Ao chegar no interior onde Sara vive, para encontra-la, Daniel espalha cartazes pela pequena cidade com a foto da moça. Ao encontrar finalmente a personagem, ela foge, e o espectador sabe o motivo. Uma nova perspectiva nasce na trama, que estabelece novos caminhos narrativos.
Não é como se o filme recomeçasse, mas agora passamos a seguir Sara (que é tão protagonista da história quanto Daniel). A personagem traz novas perspectivas para a trama e a mensagem de Muritiba fica mais clara: as descobertas, quebra de padrões e o amor, que parece estar embaixo d´agua, adormecido, como uma cidade submersa apontada na narrativa.
Sara é o oposto de Daniel, mas com um desejo em comum: largar tudo e sair de onde vive, por mais que sua motivação não seja a mesma. Temas como diversidade, religião e conservadorismo envolvem nossa protagonista, que apenas têm seu amigo vivido pelo ator Thomas Aquino (o “Pacote” de Bacurau), como ajuda para seus conflitos.

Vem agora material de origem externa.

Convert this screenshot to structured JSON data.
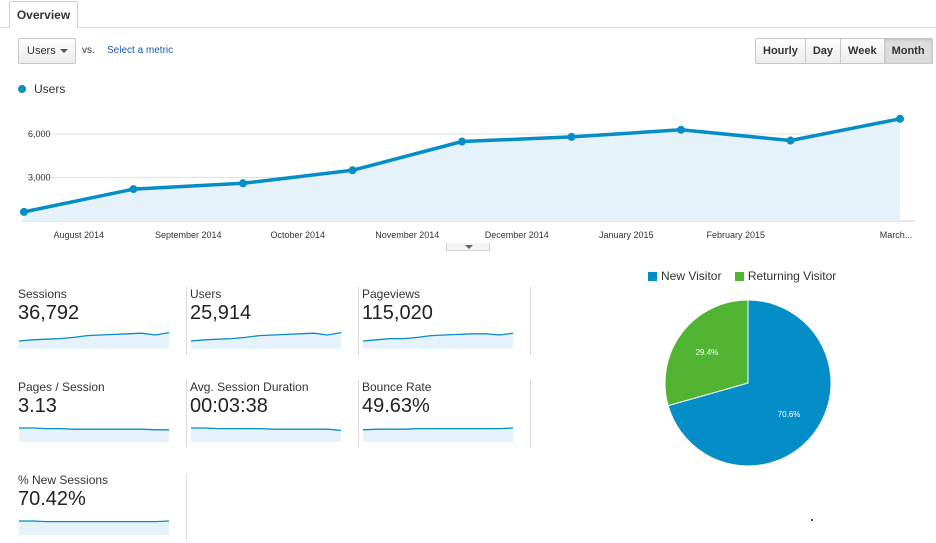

Daniel e Sara se reencontram em uma boate, e dançam em uma linda cena com “Total Eclipse of the Heart” tocando ao fundo. Apesar de muito desejo e amor intenso, é previsível para o espectador quando ele e ela realmente estabelecem o contato. Mas o diretor está constantemente subvertendo padrões através das descobertas da vida. Daniel tem uma visão engessada da vida, literalmente a quebra. O que faz o personagem enxergar o mundo de outra forma.
Já Sara, descobre, que assim como Daniel, não existem de fato amarras (o que podemos evidenciar na figura da avó e da igreja em que frequenta). Ela tem o direito de ser feliz aonde quiser. Ambos os protagonistas enfrentam seus desertos particulares, mas ao sair deles, eles saem transformados.
O único “defeito”, que encontro do longa, é justamente no incidente que envolve Daniel. Mesmo que não se faça parte da mensagem de Muritiba, tal ato tem proporções graves, chegando inclusive ao conhecimento de Sara. O que me faz perguntar: Ninguém procurou Daniel esse tempo todo? E qual será seu destino no final disso tudo? Ou melhor: Será que isso importa?
Deserto Particular é daqueles longas que constantemente desconstroem padrões, para construir novas percepções. Aly Muritiba mais uma vez mostra seu talento em construir uma narrativa poderosa e que faz o espectador refletir sobre sua obra e amor. Agora é torcer para que o filme consiga chegar entre os cinco candidatos finais ao Oscar de Melhor Longa Internacional. Pois motivos artísticos para ser um dos finalistas, a película tem de sobra.